TSA Employee Supports Ron Paul

My Laptop's Ron Paul Sticker

My Laptop’s Ron Paul Sticker

I placed my backpack on the conveyor belt and told the TSA employee that I would like to opt-out from using the scanner. I was instructed to stand to the side, while a woman communicated: “Male opt-out.”

A nice-looking young guy came over and led me through a short glass security gate. We picked out my luggage, and he led me over to a mat with feet printed on it. I guess they use the feet when they need someone to stand in a particular spot, but I wasn’t told to stand on them, and I didn’t. Perhaps it merely serves as a floor marker: “this general vicinity is where a person may stand.” He put my luggage on the table next to me.

TSA Employee: Have you had a pat-down from us before?

Me: Yes.

(I was going to note that it was my first time doing it at THIS airport, but then I thought that’s irrelevant, and stopped myself. As I write this, I realize I must have been here many times before: it’s LAX. Maybe it’s my first time at this particular security checkpoint.)

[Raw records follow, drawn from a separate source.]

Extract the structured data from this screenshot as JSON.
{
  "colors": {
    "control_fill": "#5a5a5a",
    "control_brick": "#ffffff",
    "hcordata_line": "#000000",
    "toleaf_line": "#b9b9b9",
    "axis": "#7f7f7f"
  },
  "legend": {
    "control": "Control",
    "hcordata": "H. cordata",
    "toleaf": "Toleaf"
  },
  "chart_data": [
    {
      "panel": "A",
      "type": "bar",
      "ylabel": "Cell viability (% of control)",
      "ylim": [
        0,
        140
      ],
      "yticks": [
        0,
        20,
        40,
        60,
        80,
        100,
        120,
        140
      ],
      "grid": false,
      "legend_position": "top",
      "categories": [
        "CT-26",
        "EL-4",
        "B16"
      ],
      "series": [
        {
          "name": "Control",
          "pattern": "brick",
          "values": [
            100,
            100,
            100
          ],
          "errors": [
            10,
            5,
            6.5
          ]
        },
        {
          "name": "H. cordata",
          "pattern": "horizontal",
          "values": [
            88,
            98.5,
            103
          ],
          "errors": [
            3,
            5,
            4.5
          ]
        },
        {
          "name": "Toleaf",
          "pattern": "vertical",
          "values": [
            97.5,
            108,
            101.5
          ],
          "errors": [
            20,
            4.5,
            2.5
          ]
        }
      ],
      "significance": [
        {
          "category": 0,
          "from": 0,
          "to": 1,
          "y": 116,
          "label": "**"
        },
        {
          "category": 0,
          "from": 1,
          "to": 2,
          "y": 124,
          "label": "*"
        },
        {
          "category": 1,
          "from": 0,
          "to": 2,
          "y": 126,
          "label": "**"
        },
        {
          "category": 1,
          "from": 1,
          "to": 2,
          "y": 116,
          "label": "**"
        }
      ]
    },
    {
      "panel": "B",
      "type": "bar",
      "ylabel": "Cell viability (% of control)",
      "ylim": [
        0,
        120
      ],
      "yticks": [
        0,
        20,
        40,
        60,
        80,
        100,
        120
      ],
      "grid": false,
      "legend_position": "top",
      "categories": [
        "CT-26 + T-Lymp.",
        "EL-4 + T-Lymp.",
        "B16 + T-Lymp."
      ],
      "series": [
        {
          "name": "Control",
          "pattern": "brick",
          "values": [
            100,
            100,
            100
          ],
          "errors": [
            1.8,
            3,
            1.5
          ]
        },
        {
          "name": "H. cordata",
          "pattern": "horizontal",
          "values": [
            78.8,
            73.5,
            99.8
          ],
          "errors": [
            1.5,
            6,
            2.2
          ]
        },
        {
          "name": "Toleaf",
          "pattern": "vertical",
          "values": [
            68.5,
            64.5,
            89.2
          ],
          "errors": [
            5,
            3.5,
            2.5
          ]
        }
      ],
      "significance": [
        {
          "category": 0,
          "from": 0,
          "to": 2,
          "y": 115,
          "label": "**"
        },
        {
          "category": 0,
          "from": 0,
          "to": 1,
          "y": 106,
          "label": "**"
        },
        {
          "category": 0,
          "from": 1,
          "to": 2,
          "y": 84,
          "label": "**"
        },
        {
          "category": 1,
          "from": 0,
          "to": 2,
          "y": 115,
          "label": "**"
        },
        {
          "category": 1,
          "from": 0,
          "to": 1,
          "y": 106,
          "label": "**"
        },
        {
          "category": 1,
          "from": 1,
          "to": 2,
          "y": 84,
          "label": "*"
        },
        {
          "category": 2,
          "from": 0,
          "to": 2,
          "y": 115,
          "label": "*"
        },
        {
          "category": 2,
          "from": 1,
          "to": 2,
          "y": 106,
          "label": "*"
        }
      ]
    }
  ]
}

TSA: Okay, so you know the procedure. I’ll just tell you about it while I do it. Would you like to do this in private, or is here fine?

Me: Here is fine.

[Several relevant questions and answers pertaining to the examination, while he performed the pat-down.]

When the pat-down was complete, he swabbed his blue-gloved hands and scanned the sample on the machine. Presumably, they use new gloves for each pat-down. I hope so, because after wiping his hands all over me, it would be somewhat repulsive to re-use them.

While we waited for the machine to return its results, the TSA employee asked:

“Did you follow Ron Paul during the 2012 campaign?”

(He must have spotted the “Ron Paul 2012” sticker prominently placed on my laptop.)

Me: During the primary, yes.

TSA: Me too. He has a great service record.

I smiled.

TSA: You’re free to go. Have a great flight!

Me: Thanks!

The whole event was prompt, courteous, and uncontroversial. It’s great to see that there are people at the TSA who believe in liberty.